Private company boards tend to range in size from very small to, in some cases, very large. The typical size of a private company board is somewhere between three and seven board members. There’s a lot of mythology around having an odd number so that you never get deadlocked on votes. It turns out that because especially with investors the notion of how the votes actually work and who has what rights, that the odd or even number of board members tends to matter very infrequently.
When you have three board members, you often have a founder, an investor, and an outside board member, or two founders and an investor, or two founders and an outside board member. You always want to have at least one outside board member. That’s a really powerful thing because you need an independent board member that doesn’t have either an ownership stake through a major investment in the company or an ownership stake through being a founder in the company. That allows you to deal with lots of situations where you need an independent vote, where you want somebody who’s not directly involved in the economic outcome. This doesn’t mean that they can’t have any economics in it, but that their economics are minor and it’s very easy for them to be viewed as an independent director.
What you often see is boards, especially as they raise more money, they become very investor heavy. So you start off with a nice, balanced board between investors and entrepreneurs, and all of a sudden you wake up one day and you’ve got seven board members, you know, the CEO, an outside board member, and four investors or five investors. Those are not particularly good boards in terms of balance because then they shift way too much towards investor engagement on the board versus acting like a true board that’s helping the CEO and helping the leadership team.

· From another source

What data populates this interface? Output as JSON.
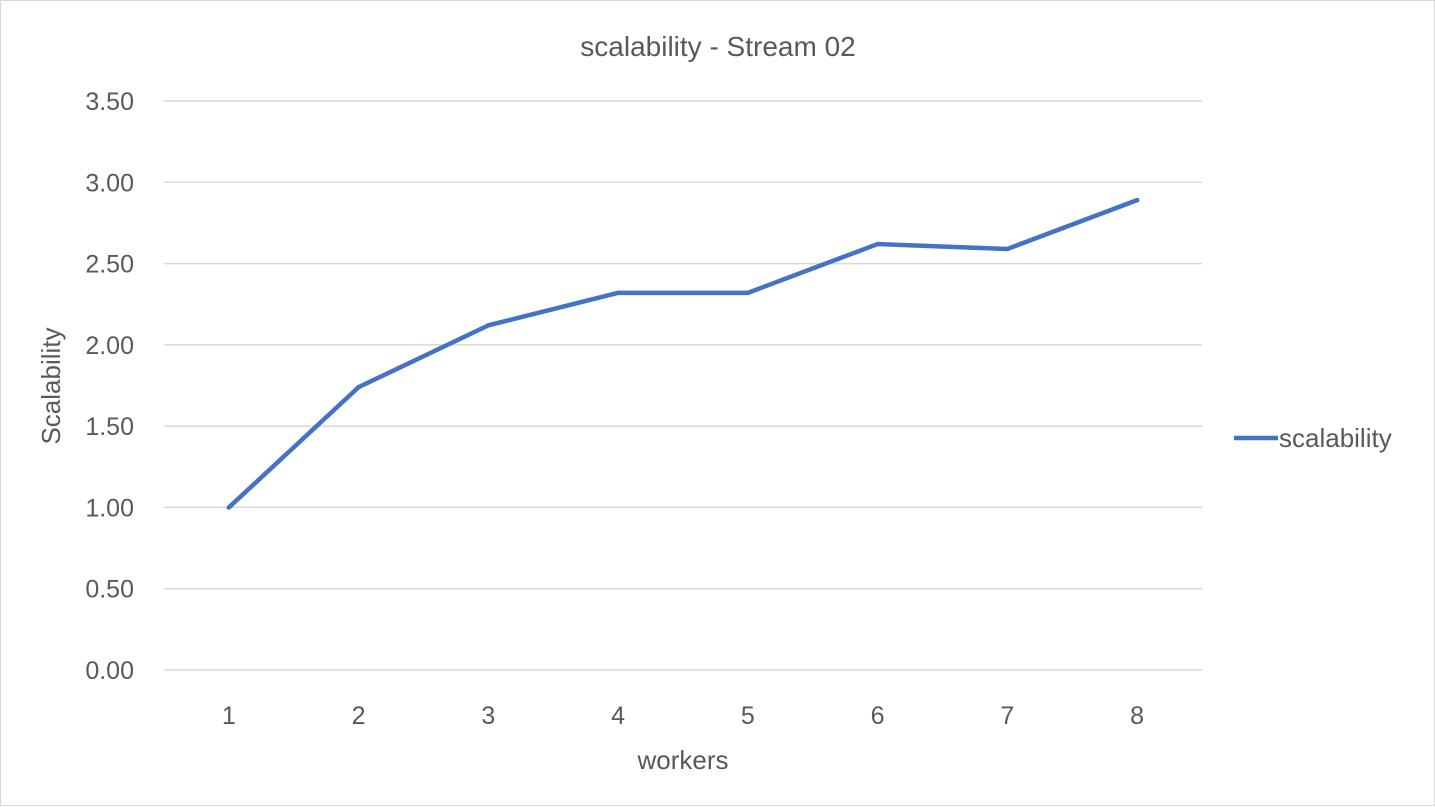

As an entrepreneur or founder, you really want to try to maintain balance between the entrepreneurs and the investors. The best way to maintain that balance is to think about it as having a founder board member or a management board member for each investor board member, and then filling in the rest of the board with outside board members. It doesn’t have to be exactly equal, but you want it to be a situation where there’s plenty of balance around the table and different points of view being represented.
Private company board member compensation should be very straightforward. First of all, you should never pay a private company board member cash. As a startup company that’s growing, cash is extremely valuable to you. What you should be willing to do is pay that board member in equity, a similar type of equity grant that you would give to a senior exec. The best way to describe it is think of what you would give a VP level person, and divide by two. That’s roughly the amount that you tend to give to an outside director. In addition, you should be willing to cover their expenses for coming to board meetings, or doing any sort of board business. And this is for outside directors. For VC directors, you should simply be willing to pay their expenses for coming to the board meetings, but they shouldn’t get any additional equity for sitting on the board.

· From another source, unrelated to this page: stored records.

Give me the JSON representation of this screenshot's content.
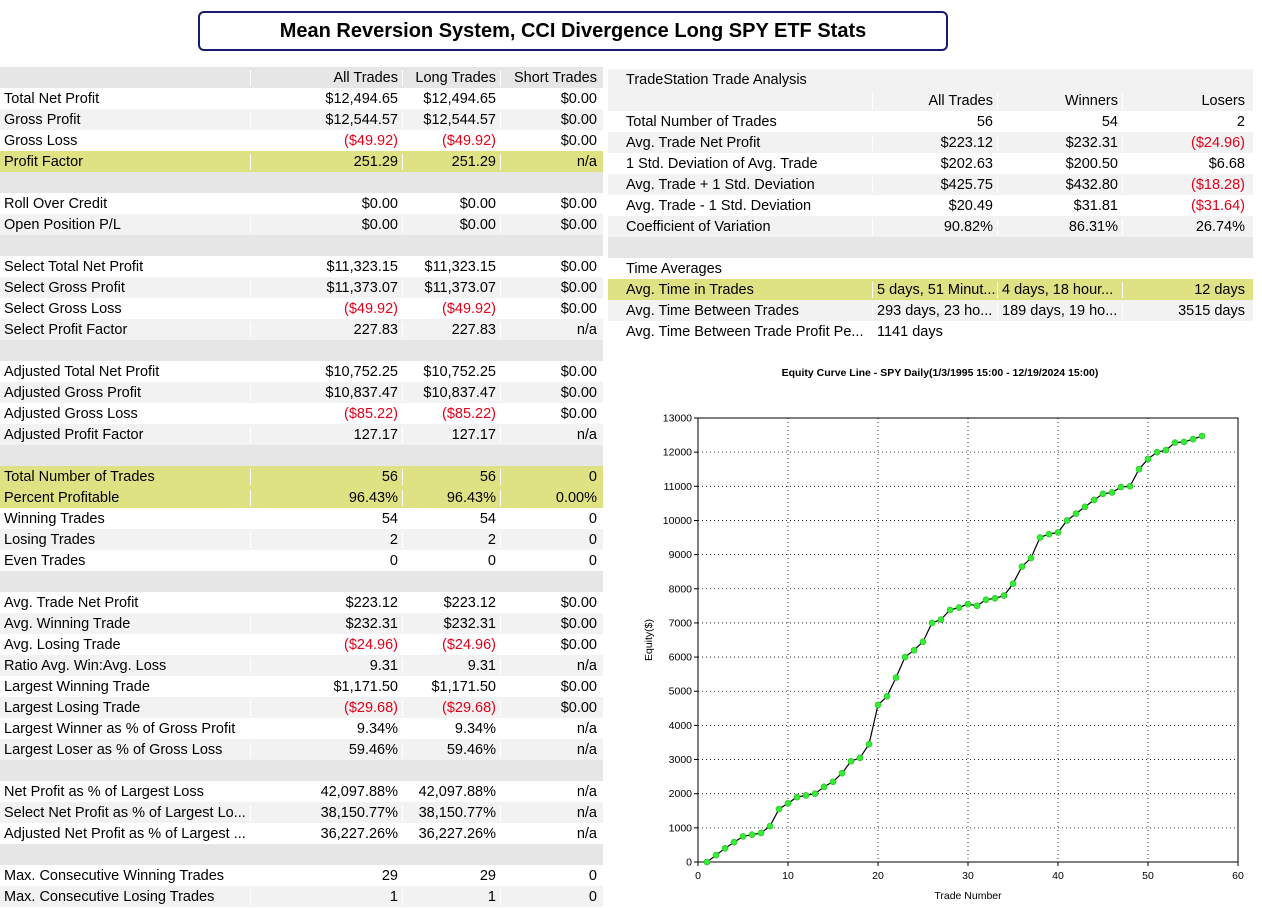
{
  "title": "Mean Reversion System, CCI Divergence Long SPY ETF Stats",
  "stats": {
    "headers": [
      "",
      "All Trades",
      "Long Trades",
      "Short Trades"
    ],
    "rows": [
      {
        "label": "Total Net Profit",
        "all": "$12,494.65",
        "long": "$12,494.65",
        "short": "$0.00"
      },
      {
        "label": "Gross Profit",
        "all": "$12,544.57",
        "long": "$12,544.57",
        "short": "$0.00"
      },
      {
        "label": "Gross Loss",
        "all": "($49.92)",
        "long": "($49.92)",
        "short": "$0.00",
        "neg": true
      },
      {
        "label": "Profit Factor",
        "all": "251.29",
        "long": "251.29",
        "short": "n/a",
        "highlight": true
      },
      {
        "blank": true
      },
      {
        "label": "Roll Over Credit",
        "all": "$0.00",
        "long": "$0.00",
        "short": "$0.00"
      },
      {
        "label": "Open Position P/L",
        "all": "$0.00",
        "long": "$0.00",
        "short": "$0.00"
      },
      {
        "blank": true
      },
      {
        "label": "Select Total Net Profit",
        "all": "$11,323.15",
        "long": "$11,323.15",
        "short": "$0.00"
      },
      {
        "label": "Select Gross Profit",
        "all": "$11,373.07",
        "long": "$11,373.07",
        "short": "$0.00"
      },
      {
        "label": "Select Gross Loss",
        "all": "($49.92)",
        "long": "($49.92)",
        "short": "$0.00",
        "neg": true
      },
      {
        "label": "Select Profit Factor",
        "all": "227.83",
        "long": "227.83",
        "short": "n/a"
      },
      {
        "blank": true
      },
      {
        "label": "Adjusted Total Net Profit",
        "all": "$10,752.25",
        "long": "$10,752.25",
        "short": "$0.00"
      },
      {
        "label": "Adjusted Gross Profit",
        "all": "$10,837.47",
        "long": "$10,837.47",
        "short": "$0.00"
      },
      {
        "label": "Adjusted Gross Loss",
        "all": "($85.22)",
        "long": "($85.22)",
        "short": "$0.00",
        "neg": true
      },
      {
        "label": "Adjusted Profit Factor",
        "all": "127.17",
        "long": "127.17",
        "short": "n/a"
      },
      {
        "blank": true
      },
      {
        "label": "Total Number of Trades",
        "all": "56",
        "long": "56",
        "short": "0",
        "highlight": true
      },
      {
        "label": "Percent Profitable",
        "all": "96.43%",
        "long": "96.43%",
        "short": "0.00%",
        "highlight": true
      },
      {
        "label": "Winning Trades",
        "all": "54",
        "long": "54",
        "short": "0"
      },
      {
        "label": "Losing Trades",
        "all": "2",
        "long": "2",
        "short": "0"
      },
      {
        "label": "Even Trades",
        "all": "0",
        "long": "0",
        "short": "0"
      },
      {
        "blank": true
      },
      {
        "label": "Avg. Trade Net Profit",
        "all": "$223.12",
        "long": "$223.12",
        "short": "$0.00"
      },
      {
        "label": "Avg. Winning Trade",
        "all": "$232.31",
        "long": "$232.31",
        "short": "$0.00"
      },
      {
        "label": "Avg. Losing Trade",
        "all": "($24.96)",
        "long": "($24.96)",
        "short": "$0.00",
        "neg": true
      },
      {
        "label": "Ratio Avg. Win:Avg. Loss",
        "all": "9.31",
        "long": "9.31",
        "short": "n/a"
      },
      {
        "label": "Largest Winning Trade",
        "all": "$1,171.50",
        "long": "$1,171.50",
        "short": "$0.00"
      },
      {
        "label": "Largest Losing Trade",
        "all": "($29.68)",
        "long": "($29.68)",
        "short": "$0.00",
        "neg": true
      },
      {
        "label": "Largest Winner as % of Gross Profit",
        "all": "9.34%",
        "long": "9.34%",
        "short": "n/a"
      },
      {
        "label": "Largest Loser as % of Gross Loss",
        "all": "59.46%",
        "long": "59.46%",
        "short": "n/a"
      },
      {
        "blank": true
      },
      {
        "label": "Net Profit as % of Largest Loss",
        "all": "42,097.88%",
        "long": "42,097.88%",
        "short": "n/a"
      },
      {
        "label": "Select Net Profit as % of Largest Lo...",
        "all": "38,150.77%",
        "long": "38,150.77%",
        "short": "n/a"
      },
      {
        "label": "Adjusted Net Profit as % of Largest ...",
        "all": "36,227.26%",
        "long": "36,227.26%",
        "short": "n/a"
      },
      {
        "blank": true
      },
      {
        "label": "Max. Consecutive Winning Trades",
        "all": "29",
        "long": "29",
        "short": "0"
      },
      {
        "label": "Max. Consecutive Losing Trades",
        "all": "1",
        "long": "1",
        "short": "0"
      }
    ]
  },
  "analysis": {
    "title": "TradeStation Trade Analysis",
    "headers": [
      "",
      "All Trades",
      "Winners",
      "Losers"
    ],
    "rows": [
      {
        "label": "Total Number of Trades",
        "all": "56",
        "win": "54",
        "lose": "2"
      },
      {
        "label": "Avg. Trade Net Profit",
        "all": "$223.12",
        "win": "$232.31",
        "lose": "($24.96)",
        "neg": true
      },
      {
        "label": "1 Std. Deviation of Avg. Trade",
        "all": "$202.63",
        "win": "$200.50",
        "lose": "$6.68"
      },
      {
        "label": "Avg. Trade + 1 Std. Deviation",
        "all": "$425.75",
        "win": "$432.80",
        "lose": "($18.28)",
        "neg": true
      },
      {
        "label": "Avg. Trade - 1 Std. Deviation",
        "all": "$20.49",
        "win": "$31.81",
        "lose": "($31.64)",
        "neg": true
      },
      {
        "label": "Coefficient of Variation",
        "all": "90.82%",
        "win": "86.31%",
        "lose": "26.74%"
      }
    ],
    "time_title": "Time Averages",
    "time_rows": [
      {
        "label": "Avg. Time in Trades",
        "all": "5 days, 51 Minut...",
        "win": "4 days, 18 hour...",
        "lose": "12 days",
        "highlight": true
      },
      {
        "label": "Avg. Time Between Trades",
        "all": "293 days, 23 ho...",
        "win": "189 days, 19 ho...",
        "lose": "3515 days"
      },
      {
        "label": "Avg. Time Between Trade Profit Pe...",
        "all": "1141 days",
        "win": "",
        "lose": ""
      }
    ]
  },
  "chart_data": {
    "type": "line",
    "title": "Equity Curve Line - SPY Daily(1/3/1995 15:00 - 12/19/2024 15:00)",
    "xlabel": "Trade Number",
    "ylabel": "Equity($)",
    "xlim": [
      0,
      60
    ],
    "ylim": [
      0,
      13000
    ],
    "xticks": [
      0,
      10,
      20,
      30,
      40,
      50,
      60
    ],
    "yticks": [
      0,
      1000,
      2000,
      3000,
      4000,
      5000,
      6000,
      7000,
      8000,
      9000,
      10000,
      11000,
      12000,
      13000
    ],
    "grid": true,
    "line_color": "#000000",
    "marker_color": "#33ee33",
    "x": [
      1,
      2,
      3,
      4,
      5,
      6,
      7,
      8,
      9,
      10,
      11,
      12,
      13,
      14,
      15,
      16,
      17,
      18,
      19,
      20,
      21,
      22,
      23,
      24,
      25,
      26,
      27,
      28,
      29,
      30,
      31,
      32,
      33,
      34,
      35,
      36,
      37,
      38,
      39,
      40,
      41,
      42,
      43,
      44,
      45,
      46,
      47,
      48,
      49,
      50,
      51,
      52,
      53,
      54,
      55,
      56
    ],
    "y": [
      0,
      200,
      400,
      580,
      750,
      800,
      850,
      1050,
      1550,
      1720,
      1900,
      1950,
      2000,
      2200,
      2350,
      2600,
      2950,
      3050,
      3450,
      4600,
      4850,
      5400,
      6000,
      6200,
      6450,
      7000,
      7100,
      7380,
      7450,
      7550,
      7500,
      7680,
      7720,
      7800,
      8150,
      8650,
      8900,
      9500,
      9600,
      9650,
      10000,
      10200,
      10400,
      10600,
      10780,
      10820,
      10980,
      11000,
      11500,
      11800,
      12000,
      12060,
      12280,
      12300,
      12380,
      12470
    ]
  }
}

The best way to enforce the two- to four-year board term is to create vesting of the stock that you’re giving to that board member over that period of time. What I think is pretty typical is to have a four-year board term, and let’s say you’re granting to that board member half a percent or one percent of equity that’s going to vest over that four-year period. By having a two- or four-year vest on the stock, that gives you an end point at which to have the conversation with the board member, “I’d like you to stay on the board for another two years; I’d like you to say on the board for another four years; here’s another grant,” or, “The four years is up, and you know, I’d like to replace you with somebody else at this point.”
Some boards have an explicit leader of the board. Sometimes that’s called the chairman, sometimes it’s called a “lead director.” You as the CEO can enlist that lead director in helping to manage the interactions between the other board members, in managing the time dynamics around the board meetings, in helping make sure that the important things get surfaced, and having a single point of communication between the board and the CEO about issues that the board is concerned about with regard to the CEO’s performance.